Meu sorriso é tão falso que minhas bochechas doem, mas eu me seguro e tento ser a mais amável possível.

Depois do que parece horas, somente escutando a Fera falar sobre si, ele finalmente está abaixando a guarda. Espero que pense logo que sou a sua salvadora.

— Claro! — seus olhos se iluminam e ele se levanta rapidamente, arrastando a cadeira para trás sem nenhuma elegância. — Nosso jantar chegará imediatamente.

A besta se dirige para a porta e toca um sino que tem ao lado. Não demora muito e Sr. Relógio aparece pronto para seguir suas ordens. Ele manda que trague um jantar para dois, o que deixa o Sr. Relógio surpreso, mas acena e desaparece.

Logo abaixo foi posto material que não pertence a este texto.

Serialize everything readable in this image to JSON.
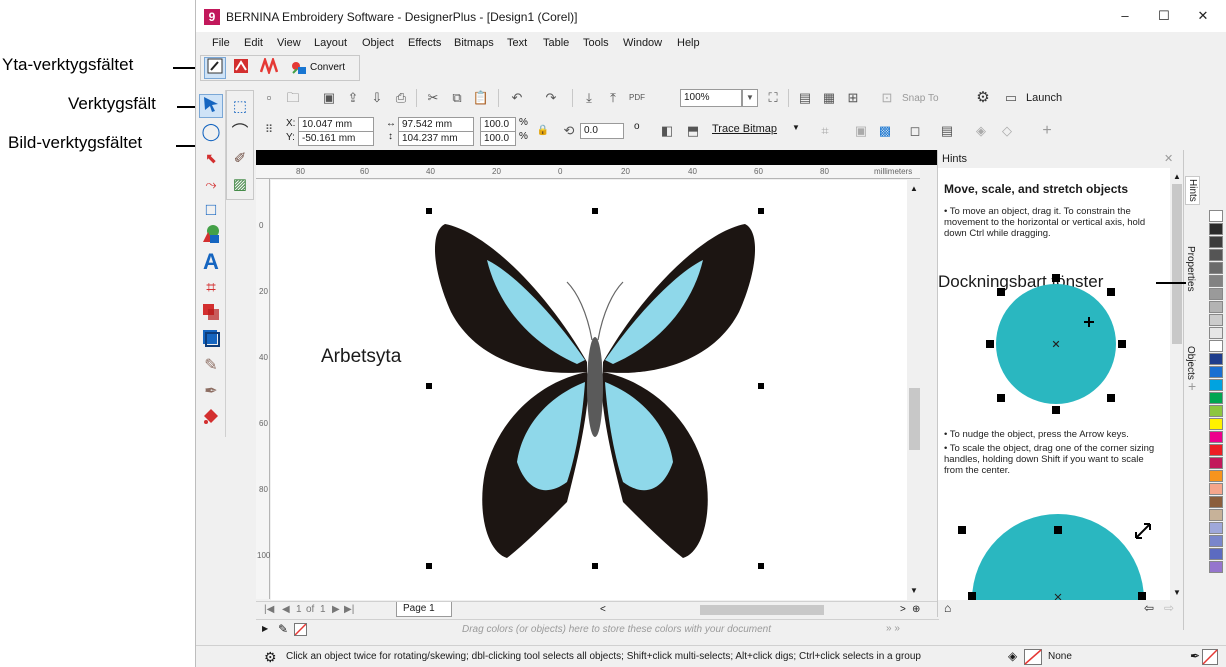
{
  "window": {
    "title": "BERNINA Embroidery Software - DesignerPlus - [Design1 (Corel)]",
    "logo_glyph": "9",
    "minimize": "–",
    "maximize": "☐",
    "close": "✕"
  },
  "menu": [
    "File",
    "Edit",
    "View",
    "Layout",
    "Object",
    "Effects",
    "Bitmaps",
    "Text",
    "Table",
    "Tools",
    "Window",
    "Help"
  ],
  "annotations": {
    "surface_toolbar": "Yta-verktygsfältet",
    "toolbox": "Verktygsfält",
    "bitmap_toolbar": "Bild-verktygsfältet",
    "workspace": "Arbetsyta",
    "docker": "Dockningsbart fönster"
  },
  "surface_toolbar": {
    "convert_label": "Convert"
  },
  "standard_toolbar": {
    "zoom": "100%",
    "snap_to": "Snap To",
    "launch": "Launch"
  },
  "property_bar": {
    "x": "10.047 mm",
    "y": "-50.161 mm",
    "x_label": "X:",
    "y_label": "Y:",
    "width": "97.542 mm",
    "height": "104.237 mm",
    "scale_w": "100.0",
    "scale_h": "100.0",
    "percent": "%",
    "rotation": "0.0",
    "degree": "o",
    "trace_bitmap": "Trace Bitmap"
  },
  "rulers": {
    "top_ticks": [
      "80",
      "60",
      "40",
      "20",
      "0",
      "20",
      "40",
      "60",
      "80"
    ],
    "unit": "millimeters",
    "left_ticks": [
      "0",
      "20",
      "40",
      "60",
      "80",
      "100"
    ]
  },
  "page_nav": {
    "counter": "1",
    "of": "of",
    "total": "1",
    "page_tab": "Page 1"
  },
  "color_bar_hint": "Drag colors (or objects) here to store these colors with your document",
  "status": {
    "message": "Click an object twice for rotating/skewing; dbl-clicking tool selects all objects; Shift+click multi-selects; Alt+click digs; Ctrl+click selects in a group",
    "fill": "None"
  },
  "hints": {
    "panel_title": "Hints",
    "heading": "Move, scale, and stretch objects",
    "p1_a": "• To move an object, drag it. To constrain the",
    "p1_b": "movement to the horizontal or vertical axis, hold",
    "p1_c": "down Ctrl while dragging.",
    "p2": "• To nudge the object, press the Arrow keys.",
    "p3_a": "• To scale the object, drag one of the corner sizing",
    "p3_b": "handles, holding down Shift if you want to scale",
    "p3_c": "from the center.",
    "circle_color": "#2ab7c0"
  },
  "dock_tabs": [
    "Hints",
    "Properties",
    "Objects"
  ],
  "palette_colors": [
    "#ffffff",
    "#2b2b2b",
    "#3d3d3d",
    "#555555",
    "#6b6b6b",
    "#828282",
    "#9a9a9a",
    "#b3b3b3",
    "#cccccc",
    "#e6e6e6",
    "#ffffff",
    "#1f3d8c",
    "#1a6fd1",
    "#00a3e0",
    "#00a651",
    "#8dc63f",
    "#fff200",
    "#ec008c",
    "#ed1c24",
    "#c2185b",
    "#f7941d",
    "#f5a58b",
    "#8b5e3c",
    "#c7b299",
    "#9fa8da",
    "#7986cb",
    "#5c6bc0",
    "#9575cd"
  ]
}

— Ele logo trará nosso jantar. — a Fera volta a se sentar. — Eu já falei bastante sobre mim, princesa. Me conte sobre sua vida.

— Ah! — forço um sorriso malicioso. — Nada de interessante. Mas... Fiquei em dúvida, do porquê me trancar em seu castelo.

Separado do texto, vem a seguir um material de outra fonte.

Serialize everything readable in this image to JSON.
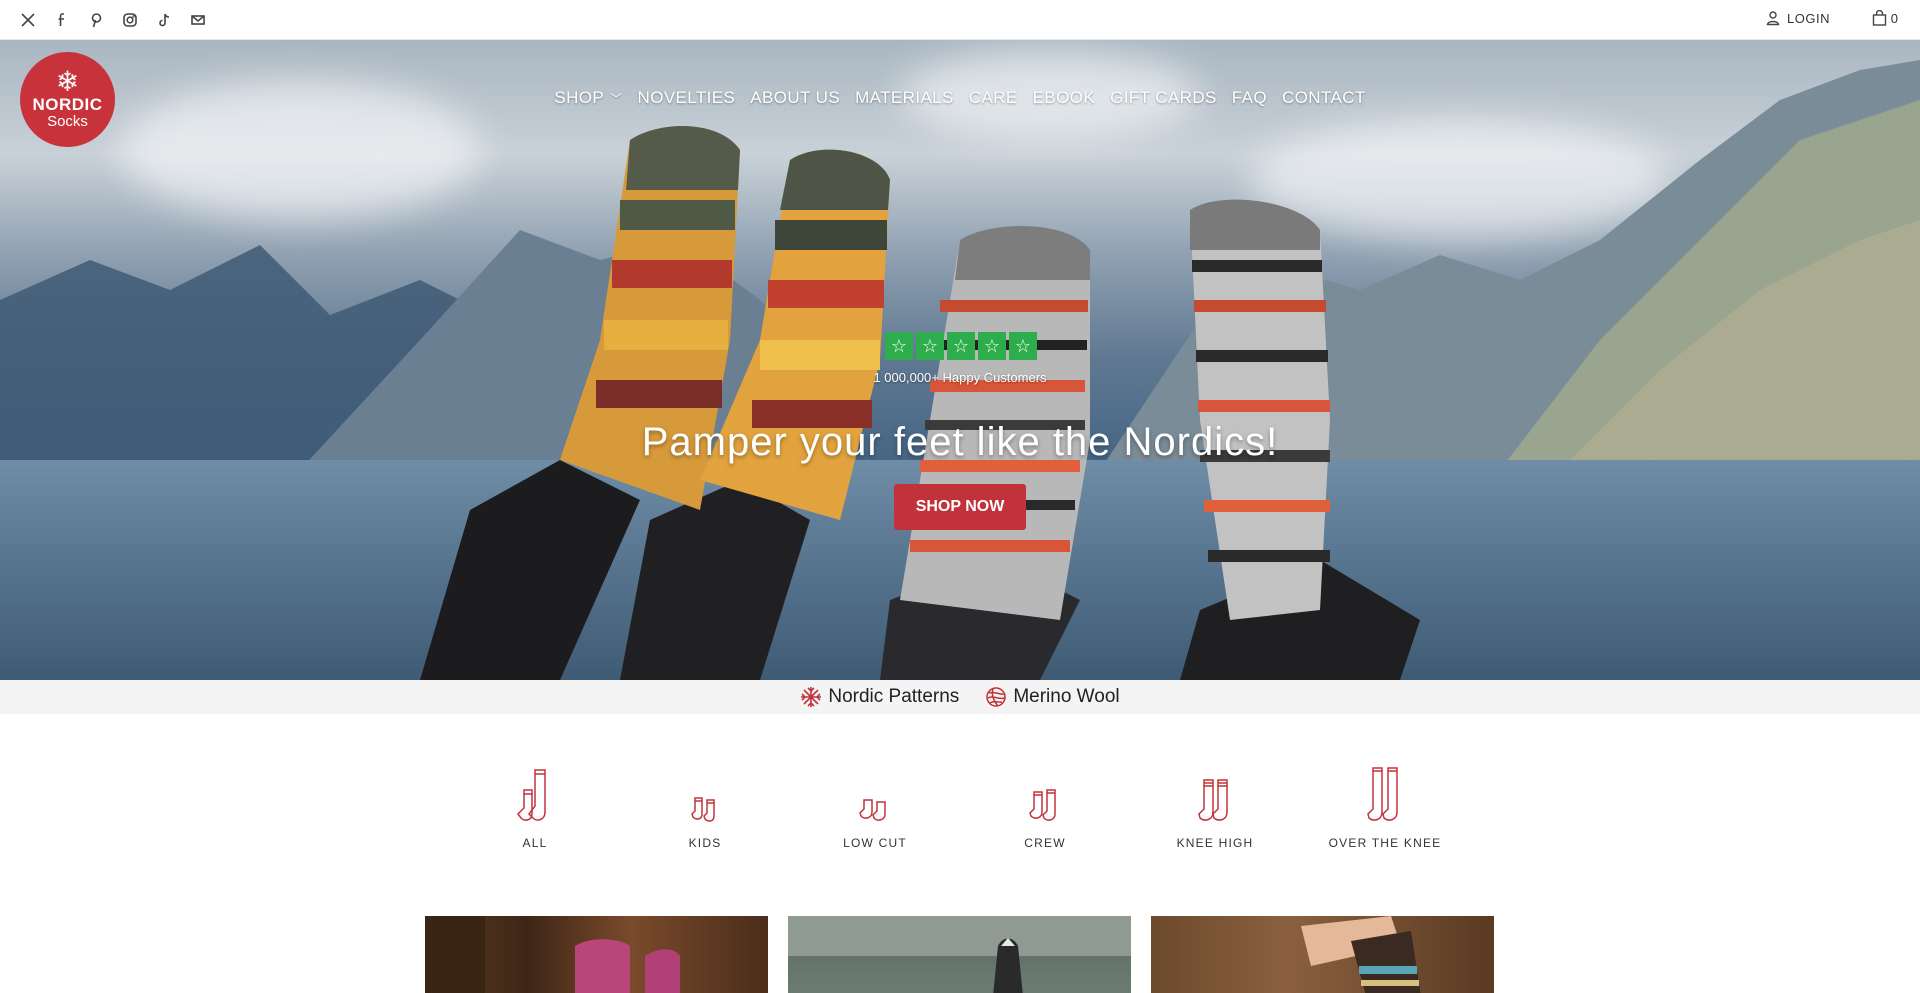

— Veja bem — ele começa, um pouco desconcertado. — Não era minha intensão tranca-la, mas não sabia o que fazer. Quando se trata da senhorita me sinto pisando em ovos.

— Poderia ter pedido para eu ficar.

— E teria aceitado? — ele questiona, surpreso comigo. — Estava claro que a senhorita sentia algo pelo Sr. Martinez, mas... Ora, não era para ser assim, planejamos tudo para que a senhorita gostasse de mim, não dele.

— Como disse anteriormente, eu não podia demonstrar minha admiração por vossa majestade. Mas.. o quê quer dizer com isso?

— O que a impedia, princesa? — ele não me responde, levando a conversa para outro rumo.

— Eu mesma. — dou de ombros e faço biquinho. — Não me sentia digna, nem suficiente para o senhor. Nunca pensei que um dia conheceria um rei, muito menos que ele poderia se interessar por mim. Quando o vi me fechei, por conta disso.

Seus grandes e gulosos olhos azuis fitam meus lábios sem pudor, e eu repreendo meu coração por pulsar tão alto; certamente dá para escuta-lo do outro lado do planeta.

— Não se sinta mal, princesa. É suficiente para mim, tenha certeza disso. Mais que suficiente, ouso admitir. Passei esse tempo todo acreditando que meus planos falharam, mas agora posso sentir um pouco de esperança.

— Levará um tempo, majestade, até que eu esqueça meus problemas do passado e me abra para o senhor. Espero que entenda. Mas, me diga, quais planos são esses?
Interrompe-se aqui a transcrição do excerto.